Der Wald gilt gemeinhin als Erholungsraum, wird aber auch in der Freizeit genutzt. Schon seit 40 Jahren rennen die Mitglieder der OL-Gruppe Biberist Solothurn durch den Oberwald. «Das ist seit Anbeginn unser Trainingswald», meint Martin Gygax.

Am 5. November soll die Team-OL-Schweizer-Meisterschaft in eben diesem Wald, rund um den Buechhof, durchgeführt werden. Gegen 500 Teams in über 20 Kategorien und damit rund 1500 Läuferinnen und Läufer werden erwartet.

Um einen solchen Grossanlass durchzuführen, braucht es gutes Kartenmaterial, eine passende Infrastruktur und das Einverständnis der kommunalen und kantonalen Behörden. Schon seit Jahren sitzen die OL-Läufer deshalb ein Mal pro Jahr mit den Behördenvertretern zusammen und zeigen auf, wann sie welche Anlässe wo planen. «Dieses Vorgehen hat sich bewährt», sagt Gygax. Er war viele Jahre Präsident und technischer Leiter der OLG Biberist Solothurn, arbeitet heute als Leiter der Geschäftsstelle von Swiss Orienteering und ist im Organisationskomitee der Team-OL-Schweizer-Meisterschaft.

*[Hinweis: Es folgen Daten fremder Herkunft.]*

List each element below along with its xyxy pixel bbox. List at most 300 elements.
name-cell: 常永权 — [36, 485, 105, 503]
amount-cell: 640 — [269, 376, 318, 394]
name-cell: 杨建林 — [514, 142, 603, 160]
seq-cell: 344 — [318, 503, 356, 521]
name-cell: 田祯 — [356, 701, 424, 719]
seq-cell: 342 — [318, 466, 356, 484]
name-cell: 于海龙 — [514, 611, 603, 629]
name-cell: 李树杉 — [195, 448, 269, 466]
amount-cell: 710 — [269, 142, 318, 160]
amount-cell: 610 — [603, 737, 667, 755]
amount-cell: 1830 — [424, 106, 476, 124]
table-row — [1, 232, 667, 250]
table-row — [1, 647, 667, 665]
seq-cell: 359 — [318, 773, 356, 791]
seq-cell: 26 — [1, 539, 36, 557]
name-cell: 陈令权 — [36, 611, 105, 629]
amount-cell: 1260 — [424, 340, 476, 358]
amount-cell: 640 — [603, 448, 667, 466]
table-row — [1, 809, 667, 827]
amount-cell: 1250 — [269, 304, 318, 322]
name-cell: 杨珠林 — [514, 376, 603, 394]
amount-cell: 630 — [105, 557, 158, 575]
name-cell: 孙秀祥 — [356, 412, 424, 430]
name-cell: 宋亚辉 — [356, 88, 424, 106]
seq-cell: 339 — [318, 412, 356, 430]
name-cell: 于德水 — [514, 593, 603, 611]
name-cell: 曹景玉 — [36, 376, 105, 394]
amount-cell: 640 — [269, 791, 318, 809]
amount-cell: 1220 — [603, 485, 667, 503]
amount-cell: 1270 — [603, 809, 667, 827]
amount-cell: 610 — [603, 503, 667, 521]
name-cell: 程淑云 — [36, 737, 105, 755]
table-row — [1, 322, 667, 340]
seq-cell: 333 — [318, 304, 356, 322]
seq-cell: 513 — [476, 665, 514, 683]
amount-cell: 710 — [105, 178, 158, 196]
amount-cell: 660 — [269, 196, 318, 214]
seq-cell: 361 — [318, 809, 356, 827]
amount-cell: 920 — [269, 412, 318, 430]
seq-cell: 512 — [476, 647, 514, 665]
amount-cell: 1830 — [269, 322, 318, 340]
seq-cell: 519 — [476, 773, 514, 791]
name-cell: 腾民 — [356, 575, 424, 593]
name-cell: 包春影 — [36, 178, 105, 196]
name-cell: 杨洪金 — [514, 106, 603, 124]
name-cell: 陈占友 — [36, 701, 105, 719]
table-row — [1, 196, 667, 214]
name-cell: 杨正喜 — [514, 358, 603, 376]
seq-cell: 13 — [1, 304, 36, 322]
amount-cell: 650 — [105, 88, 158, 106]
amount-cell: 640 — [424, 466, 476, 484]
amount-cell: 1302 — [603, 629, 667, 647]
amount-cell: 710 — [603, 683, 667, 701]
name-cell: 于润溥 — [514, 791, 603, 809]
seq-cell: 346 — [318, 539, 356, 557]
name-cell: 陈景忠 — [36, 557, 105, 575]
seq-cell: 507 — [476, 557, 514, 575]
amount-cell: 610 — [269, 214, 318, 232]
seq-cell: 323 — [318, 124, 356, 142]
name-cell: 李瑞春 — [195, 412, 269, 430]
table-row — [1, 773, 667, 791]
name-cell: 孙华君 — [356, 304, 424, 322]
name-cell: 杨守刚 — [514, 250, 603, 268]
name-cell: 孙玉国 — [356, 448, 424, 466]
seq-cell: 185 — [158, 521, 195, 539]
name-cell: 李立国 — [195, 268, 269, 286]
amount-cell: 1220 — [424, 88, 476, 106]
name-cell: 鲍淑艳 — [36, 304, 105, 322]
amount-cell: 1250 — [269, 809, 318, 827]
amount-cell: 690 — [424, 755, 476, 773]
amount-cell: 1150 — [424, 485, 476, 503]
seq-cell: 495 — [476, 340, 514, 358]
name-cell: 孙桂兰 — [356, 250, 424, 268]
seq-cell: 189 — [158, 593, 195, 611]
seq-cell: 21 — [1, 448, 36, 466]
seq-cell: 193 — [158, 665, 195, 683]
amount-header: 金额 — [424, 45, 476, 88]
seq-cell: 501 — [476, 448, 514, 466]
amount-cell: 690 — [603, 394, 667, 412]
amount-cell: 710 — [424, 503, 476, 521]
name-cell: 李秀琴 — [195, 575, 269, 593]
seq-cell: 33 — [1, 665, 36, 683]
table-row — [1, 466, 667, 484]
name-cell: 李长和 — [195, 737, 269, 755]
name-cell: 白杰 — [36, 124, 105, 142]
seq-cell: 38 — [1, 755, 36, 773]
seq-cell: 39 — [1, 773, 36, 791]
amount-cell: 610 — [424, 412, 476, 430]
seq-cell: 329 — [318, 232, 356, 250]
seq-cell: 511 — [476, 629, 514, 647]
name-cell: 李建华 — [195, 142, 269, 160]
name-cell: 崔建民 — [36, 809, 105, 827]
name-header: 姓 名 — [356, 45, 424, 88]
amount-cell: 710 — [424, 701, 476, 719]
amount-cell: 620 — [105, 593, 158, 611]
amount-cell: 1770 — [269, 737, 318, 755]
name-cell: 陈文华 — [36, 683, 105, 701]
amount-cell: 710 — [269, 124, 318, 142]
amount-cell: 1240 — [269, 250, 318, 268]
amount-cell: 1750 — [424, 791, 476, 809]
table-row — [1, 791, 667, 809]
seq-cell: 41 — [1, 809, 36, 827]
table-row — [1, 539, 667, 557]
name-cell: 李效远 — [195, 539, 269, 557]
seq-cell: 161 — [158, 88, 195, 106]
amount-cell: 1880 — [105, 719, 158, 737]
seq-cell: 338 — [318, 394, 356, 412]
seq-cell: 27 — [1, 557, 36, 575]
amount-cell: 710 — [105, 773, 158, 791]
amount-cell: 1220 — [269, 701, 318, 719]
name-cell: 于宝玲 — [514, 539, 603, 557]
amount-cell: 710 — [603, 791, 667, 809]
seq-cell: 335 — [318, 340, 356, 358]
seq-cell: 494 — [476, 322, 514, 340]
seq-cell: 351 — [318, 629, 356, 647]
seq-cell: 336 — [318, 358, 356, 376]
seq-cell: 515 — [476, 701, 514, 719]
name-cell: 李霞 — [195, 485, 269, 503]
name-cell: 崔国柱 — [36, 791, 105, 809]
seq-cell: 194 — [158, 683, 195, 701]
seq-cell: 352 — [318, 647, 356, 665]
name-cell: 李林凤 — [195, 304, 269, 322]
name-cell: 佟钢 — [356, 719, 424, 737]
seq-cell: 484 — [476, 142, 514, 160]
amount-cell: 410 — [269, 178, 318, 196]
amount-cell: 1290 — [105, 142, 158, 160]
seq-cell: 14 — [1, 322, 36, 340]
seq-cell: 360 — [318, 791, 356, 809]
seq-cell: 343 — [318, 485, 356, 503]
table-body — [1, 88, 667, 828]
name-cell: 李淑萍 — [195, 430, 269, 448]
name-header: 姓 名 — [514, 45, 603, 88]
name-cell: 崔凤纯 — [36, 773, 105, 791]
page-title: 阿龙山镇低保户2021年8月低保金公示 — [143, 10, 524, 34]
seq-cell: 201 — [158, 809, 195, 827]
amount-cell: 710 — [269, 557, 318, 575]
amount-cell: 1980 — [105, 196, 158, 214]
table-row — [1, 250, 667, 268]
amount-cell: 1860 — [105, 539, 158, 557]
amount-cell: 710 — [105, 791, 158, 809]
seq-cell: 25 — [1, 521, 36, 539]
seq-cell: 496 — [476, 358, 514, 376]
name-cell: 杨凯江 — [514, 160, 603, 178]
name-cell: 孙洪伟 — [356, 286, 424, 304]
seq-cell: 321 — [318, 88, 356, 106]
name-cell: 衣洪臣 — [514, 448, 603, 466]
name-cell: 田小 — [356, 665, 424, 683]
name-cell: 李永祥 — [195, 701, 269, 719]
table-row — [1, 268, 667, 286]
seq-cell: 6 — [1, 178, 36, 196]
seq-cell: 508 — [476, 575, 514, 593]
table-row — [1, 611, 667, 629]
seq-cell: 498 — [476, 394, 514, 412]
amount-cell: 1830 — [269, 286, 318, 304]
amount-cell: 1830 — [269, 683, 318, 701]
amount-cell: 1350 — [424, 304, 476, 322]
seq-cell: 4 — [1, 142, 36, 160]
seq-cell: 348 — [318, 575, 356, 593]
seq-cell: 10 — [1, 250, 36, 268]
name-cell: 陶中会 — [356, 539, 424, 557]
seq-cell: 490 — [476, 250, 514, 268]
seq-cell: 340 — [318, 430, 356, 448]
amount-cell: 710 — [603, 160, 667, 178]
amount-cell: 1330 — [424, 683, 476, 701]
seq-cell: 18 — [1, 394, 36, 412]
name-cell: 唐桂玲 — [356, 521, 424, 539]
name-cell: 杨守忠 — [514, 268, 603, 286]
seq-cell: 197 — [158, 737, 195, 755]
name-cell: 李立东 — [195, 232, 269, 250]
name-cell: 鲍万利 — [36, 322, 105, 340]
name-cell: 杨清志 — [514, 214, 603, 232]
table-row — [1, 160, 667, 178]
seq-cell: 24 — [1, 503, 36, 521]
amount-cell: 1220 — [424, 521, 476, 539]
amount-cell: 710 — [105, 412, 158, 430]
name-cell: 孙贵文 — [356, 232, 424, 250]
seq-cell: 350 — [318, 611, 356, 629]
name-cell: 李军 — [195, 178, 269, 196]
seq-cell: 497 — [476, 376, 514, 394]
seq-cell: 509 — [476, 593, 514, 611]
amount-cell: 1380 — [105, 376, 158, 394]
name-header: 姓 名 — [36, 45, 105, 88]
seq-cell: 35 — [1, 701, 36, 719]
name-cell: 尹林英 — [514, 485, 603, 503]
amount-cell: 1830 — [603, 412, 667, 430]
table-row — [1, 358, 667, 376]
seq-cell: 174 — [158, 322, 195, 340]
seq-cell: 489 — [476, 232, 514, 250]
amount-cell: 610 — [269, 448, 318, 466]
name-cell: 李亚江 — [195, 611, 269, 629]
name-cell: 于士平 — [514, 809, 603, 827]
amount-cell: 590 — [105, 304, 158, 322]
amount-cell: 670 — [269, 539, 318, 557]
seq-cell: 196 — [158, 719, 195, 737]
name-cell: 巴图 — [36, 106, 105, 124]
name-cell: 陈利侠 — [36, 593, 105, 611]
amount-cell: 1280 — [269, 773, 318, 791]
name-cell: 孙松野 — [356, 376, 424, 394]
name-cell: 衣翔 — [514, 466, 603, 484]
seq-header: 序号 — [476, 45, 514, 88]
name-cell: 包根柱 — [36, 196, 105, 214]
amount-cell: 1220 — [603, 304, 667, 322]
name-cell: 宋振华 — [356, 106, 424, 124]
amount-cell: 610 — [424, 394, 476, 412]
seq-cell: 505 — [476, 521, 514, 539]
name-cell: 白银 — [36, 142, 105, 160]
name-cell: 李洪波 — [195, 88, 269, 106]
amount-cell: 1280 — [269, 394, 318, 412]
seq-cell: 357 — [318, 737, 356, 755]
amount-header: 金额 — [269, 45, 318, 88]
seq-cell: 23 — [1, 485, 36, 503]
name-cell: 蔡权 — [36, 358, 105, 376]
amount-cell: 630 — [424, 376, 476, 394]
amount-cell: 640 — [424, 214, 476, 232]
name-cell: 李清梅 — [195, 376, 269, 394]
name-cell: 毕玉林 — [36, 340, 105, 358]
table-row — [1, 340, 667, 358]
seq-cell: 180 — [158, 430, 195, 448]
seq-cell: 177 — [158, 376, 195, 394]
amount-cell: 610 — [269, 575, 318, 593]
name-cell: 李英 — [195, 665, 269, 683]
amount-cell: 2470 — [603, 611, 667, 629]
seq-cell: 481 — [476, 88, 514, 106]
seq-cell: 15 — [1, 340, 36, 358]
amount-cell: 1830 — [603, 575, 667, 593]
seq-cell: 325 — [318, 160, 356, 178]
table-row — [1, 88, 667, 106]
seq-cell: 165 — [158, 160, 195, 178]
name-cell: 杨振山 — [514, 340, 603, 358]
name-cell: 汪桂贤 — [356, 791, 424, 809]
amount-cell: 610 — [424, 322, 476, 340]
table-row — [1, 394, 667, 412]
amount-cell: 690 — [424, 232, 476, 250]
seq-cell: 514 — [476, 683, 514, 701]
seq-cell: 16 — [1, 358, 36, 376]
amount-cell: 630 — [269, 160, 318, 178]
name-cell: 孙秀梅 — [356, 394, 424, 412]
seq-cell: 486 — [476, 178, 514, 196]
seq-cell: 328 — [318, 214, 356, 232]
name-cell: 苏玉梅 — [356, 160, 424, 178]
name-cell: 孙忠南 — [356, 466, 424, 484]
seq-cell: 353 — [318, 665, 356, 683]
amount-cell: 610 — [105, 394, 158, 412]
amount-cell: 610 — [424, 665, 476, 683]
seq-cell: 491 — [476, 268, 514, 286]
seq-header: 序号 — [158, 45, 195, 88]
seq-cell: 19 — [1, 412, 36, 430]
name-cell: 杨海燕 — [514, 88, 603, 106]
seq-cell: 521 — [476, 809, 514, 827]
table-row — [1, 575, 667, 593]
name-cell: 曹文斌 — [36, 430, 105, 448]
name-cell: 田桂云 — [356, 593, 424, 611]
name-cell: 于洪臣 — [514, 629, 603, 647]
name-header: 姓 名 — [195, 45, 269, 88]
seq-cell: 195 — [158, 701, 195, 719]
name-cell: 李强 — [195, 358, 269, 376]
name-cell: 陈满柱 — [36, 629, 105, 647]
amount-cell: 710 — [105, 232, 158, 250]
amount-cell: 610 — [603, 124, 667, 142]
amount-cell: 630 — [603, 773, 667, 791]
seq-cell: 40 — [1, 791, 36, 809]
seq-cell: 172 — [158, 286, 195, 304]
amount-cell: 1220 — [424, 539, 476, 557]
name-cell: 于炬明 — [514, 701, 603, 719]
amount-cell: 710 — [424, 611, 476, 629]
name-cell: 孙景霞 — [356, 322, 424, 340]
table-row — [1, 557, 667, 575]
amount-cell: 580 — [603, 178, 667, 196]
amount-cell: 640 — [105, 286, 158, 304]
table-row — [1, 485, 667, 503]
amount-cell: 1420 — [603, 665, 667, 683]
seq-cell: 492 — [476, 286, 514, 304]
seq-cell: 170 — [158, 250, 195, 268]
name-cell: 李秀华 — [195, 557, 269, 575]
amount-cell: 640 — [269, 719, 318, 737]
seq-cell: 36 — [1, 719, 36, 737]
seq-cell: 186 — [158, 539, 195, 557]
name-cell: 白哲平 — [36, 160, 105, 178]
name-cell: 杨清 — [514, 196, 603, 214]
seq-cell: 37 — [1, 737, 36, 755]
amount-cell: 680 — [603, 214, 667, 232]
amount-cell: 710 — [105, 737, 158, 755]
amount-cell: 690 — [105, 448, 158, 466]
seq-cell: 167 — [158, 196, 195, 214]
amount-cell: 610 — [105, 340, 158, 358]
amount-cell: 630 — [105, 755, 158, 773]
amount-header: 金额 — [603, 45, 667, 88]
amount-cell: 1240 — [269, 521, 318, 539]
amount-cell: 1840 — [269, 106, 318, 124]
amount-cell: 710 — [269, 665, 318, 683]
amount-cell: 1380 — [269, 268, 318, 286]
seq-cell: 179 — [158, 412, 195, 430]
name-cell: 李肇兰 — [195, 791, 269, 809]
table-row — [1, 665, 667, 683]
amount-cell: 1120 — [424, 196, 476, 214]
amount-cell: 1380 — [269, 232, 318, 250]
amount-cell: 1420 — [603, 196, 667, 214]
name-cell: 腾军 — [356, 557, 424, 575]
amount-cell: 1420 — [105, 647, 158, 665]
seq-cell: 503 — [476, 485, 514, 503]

Zwei Jahre Vorbereitungszeit

Wer eine Schweizer Meisterschaft durchführen will, hat rund zwei Jahre Vorbereitungszeit. Swiss Orienteering, der Schweizerische Dachverband, schreibt vor, dass ein Laufgebiet für eine Schweizer Meisterschaft neu kartiert werden muss. Aus diesem Grund wurde die bestehende Karte des Oberwaldes durch die OLG Biberist Solothurn überarbeitet und auf den neusten Stand gebracht. «Die Karte wird vom nationalen Verband kontrolliert. Sie wird aber auch durch diverse Bundesfachstellen oder beispielsweise die Schweizerische Vogelwarte Sempach überprüft.»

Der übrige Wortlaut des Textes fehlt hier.